政府税制調査会は1日、納税者が税務署に対して納税額の減額修正を求める「更正」について申告期限後1年間としている請求期間を3年間以上に延ばす検討に入った。
(日本経済新聞2010年11月2日1面)

【CFOならこう読む】

確定申告の内容が間違っていた場合の手続きは、税額を多く申告していた場合と少なく申告していた場合で異なります。税額を多く申告していた場合には、「更正の請求」によります。税額を少なく申告していた場合には、「修正申告」によります。

これって普通の人には何を言っているかわからないと思います。そもそも言葉の意味がわからないですよね。

更正•••税務署長は、申告された課税標準等または税額等の計算が国税に関する法律の規定に従っていなかったとき、その他その課税標準等または税額等をその調査したところと異なるときは、その調査により、課税標準等または税額等を更正することができる。
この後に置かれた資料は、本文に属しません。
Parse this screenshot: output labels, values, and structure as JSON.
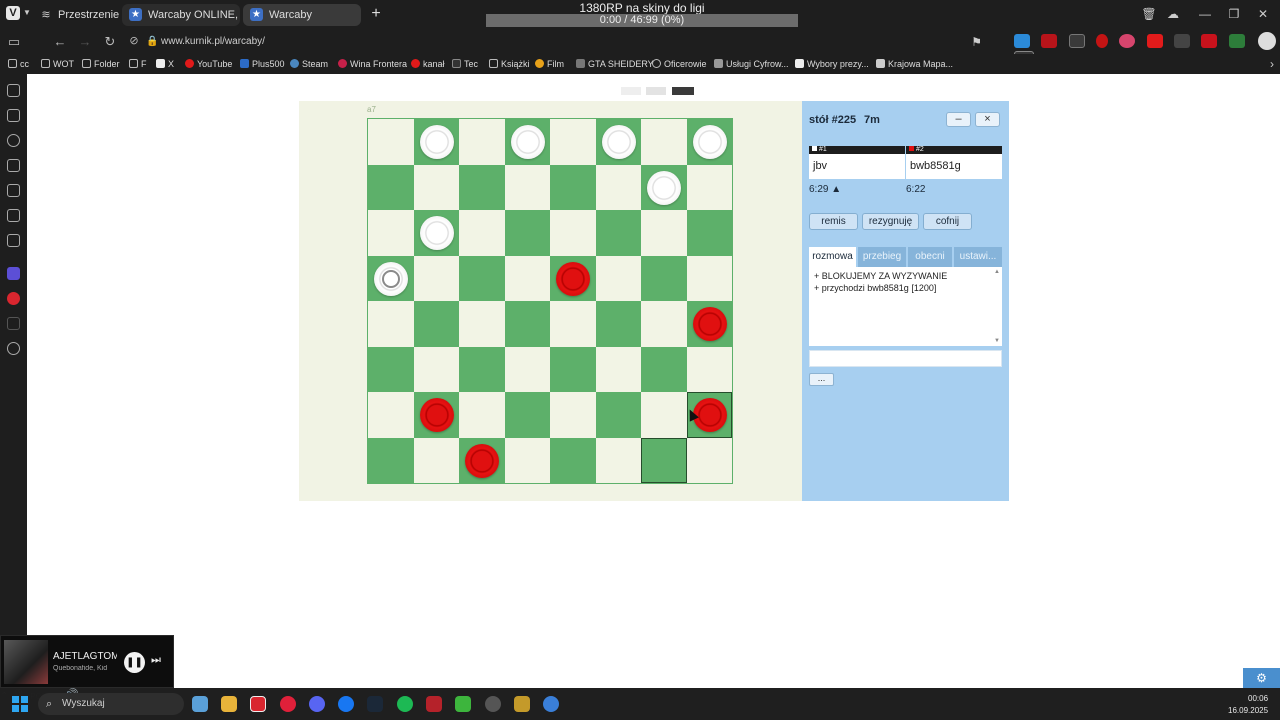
{
  "browser": {
    "spaces_label": "Przestrzenie",
    "tabs": [
      {
        "title": "Warcaby ONLINE, zagraj - k",
        "icon": "star-icon"
      },
      {
        "title": "Warcaby",
        "icon": "star-icon"
      }
    ],
    "url": "www.kurnik.pl/warcaby/",
    "media_title": "1380RP na skiny do ligi",
    "media_progress": "0:00 / 46:99 (0%)",
    "bookmarks": [
      "cc",
      "WOT",
      "Folder",
      "F",
      "X",
      "YouTube",
      "Plus500",
      "Steam",
      "Wina Frontera",
      "kanał",
      "Tec",
      "Książki",
      "Film",
      "GTA SHEIDERY",
      "Oficerowie",
      "Usługi Cyfrow...",
      "Wybory prezy...",
      "Krajowa Mapa..."
    ]
  },
  "game": {
    "coord_label": "a7",
    "board": [
      [
        "",
        "w",
        "",
        "w",
        "",
        "w",
        "",
        "w"
      ],
      [
        "",
        "",
        "",
        "",
        "",
        "",
        "w",
        ""
      ],
      [
        "",
        "w",
        "",
        "",
        "",
        "",
        "",
        ""
      ],
      [
        "wk",
        "",
        "",
        "",
        "r",
        "",
        "",
        ""
      ],
      [
        "",
        "",
        "",
        "",
        "",
        "",
        "",
        "r"
      ],
      [
        "",
        "",
        "",
        "",
        "",
        "",
        "",
        ""
      ],
      [
        "",
        "r",
        "",
        "",
        "",
        "",
        "",
        "r"
      ],
      [
        "",
        "",
        "r",
        "",
        "",
        "",
        "",
        ""
      ]
    ],
    "selected_squares": [
      [
        6,
        7
      ],
      [
        7,
        6
      ]
    ]
  },
  "panel": {
    "table_title": "stół #225",
    "table_time": "7m",
    "minimize_label": "–",
    "close_label": "×",
    "players": [
      {
        "seat": "#1",
        "name": "jbv",
        "clock": "6:29 ▲",
        "marker_color": "#ffffff"
      },
      {
        "seat": "#2",
        "name": "bwb8581g",
        "clock": "6:22",
        "marker_color": "#e01010"
      }
    ],
    "actions": [
      "remis",
      "rezygnuję",
      "cofnij"
    ],
    "tabs": [
      "rozmowa",
      "przebieg",
      "obecni",
      "ustawi..."
    ],
    "chat": [
      "+ BLOKUJEMY ZA WYZYWANIE",
      "+ przychodzi bwb8581g [1200]"
    ],
    "more_label": "..."
  },
  "media_widget": {
    "title": "AJETLAGTOM",
    "artist": "Quebonafide, Kid"
  },
  "taskbar": {
    "search_placeholder": "Wyszukaj",
    "lang": "POL",
    "time": "00:06",
    "date": "16.09.2025"
  },
  "colors": {
    "board_dark": "#5db06a",
    "board_light": "#f2f4e5",
    "panel_bg": "#a7cff0",
    "accent": "#4a8fce"
  }
}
更正は、税務署長が独自に行う場合と「更正の請求」に基づいて行う場合とがある。税額を増加させる更正を増額更正といい、税額を減少させる更正を減額更正という。更正の請求ができる期間は、原則として、法定申告期限から1年以内である。

修正申告•••納税義務者は、申告をしたのちに、申告にかかる税額が過少であること、申告にかかる
純損失等の金額が過大であること、申告にかかる還付金の額に相当する税額が過大であること等に気付いたときは、更正があるまでは、その申告にかかる課税標準等または税額等を修正する内容の申告をすることができる。これを「修正申告」という。
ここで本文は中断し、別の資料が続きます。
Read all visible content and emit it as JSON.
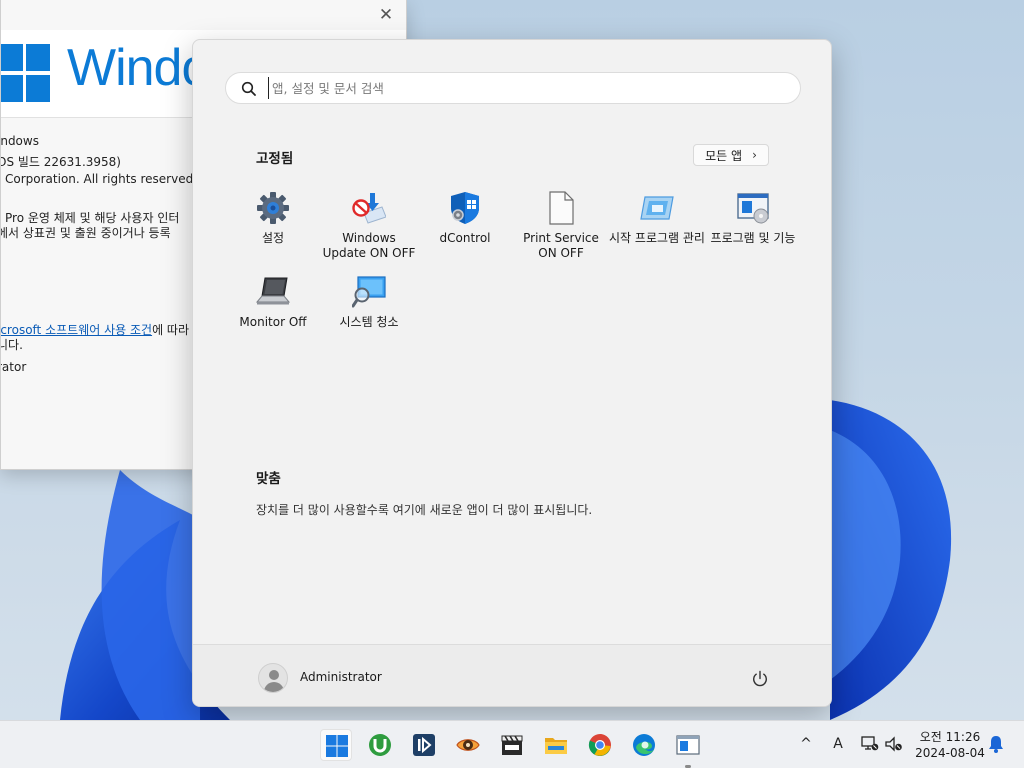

修正申告は、申告等の内容を自己の不利益に変更する申告であり、申告内容を自己の利益に変更しようとするときは、更正の手続によらなければならない。
(金子宏著 租税法15版 弘文社)

つまり税額を多く申告していた場合には、「修正申告」が出来ず「更正の請求」によるしかなく、しかもその期限はたった1年しかないということです。

「請求期間の見直し案としては、5年まで認められている納税額の増額修正申告(修正申告のこと:筆者注)に合わせる案や、増額修正申告の期限も見直し、ともに3年とする案などが挙がっている」(前掲紙)

しかしそもそも論として、税額を多く申告していた場合と税額を少なくしていた場合で何故手続きが異なるか一般には理解しがたいと思います。

申告を間違えたときにどうするかなどという基本的な事柄は、言葉の使い方も含めもっとわかりやすいものであって欲しいものです。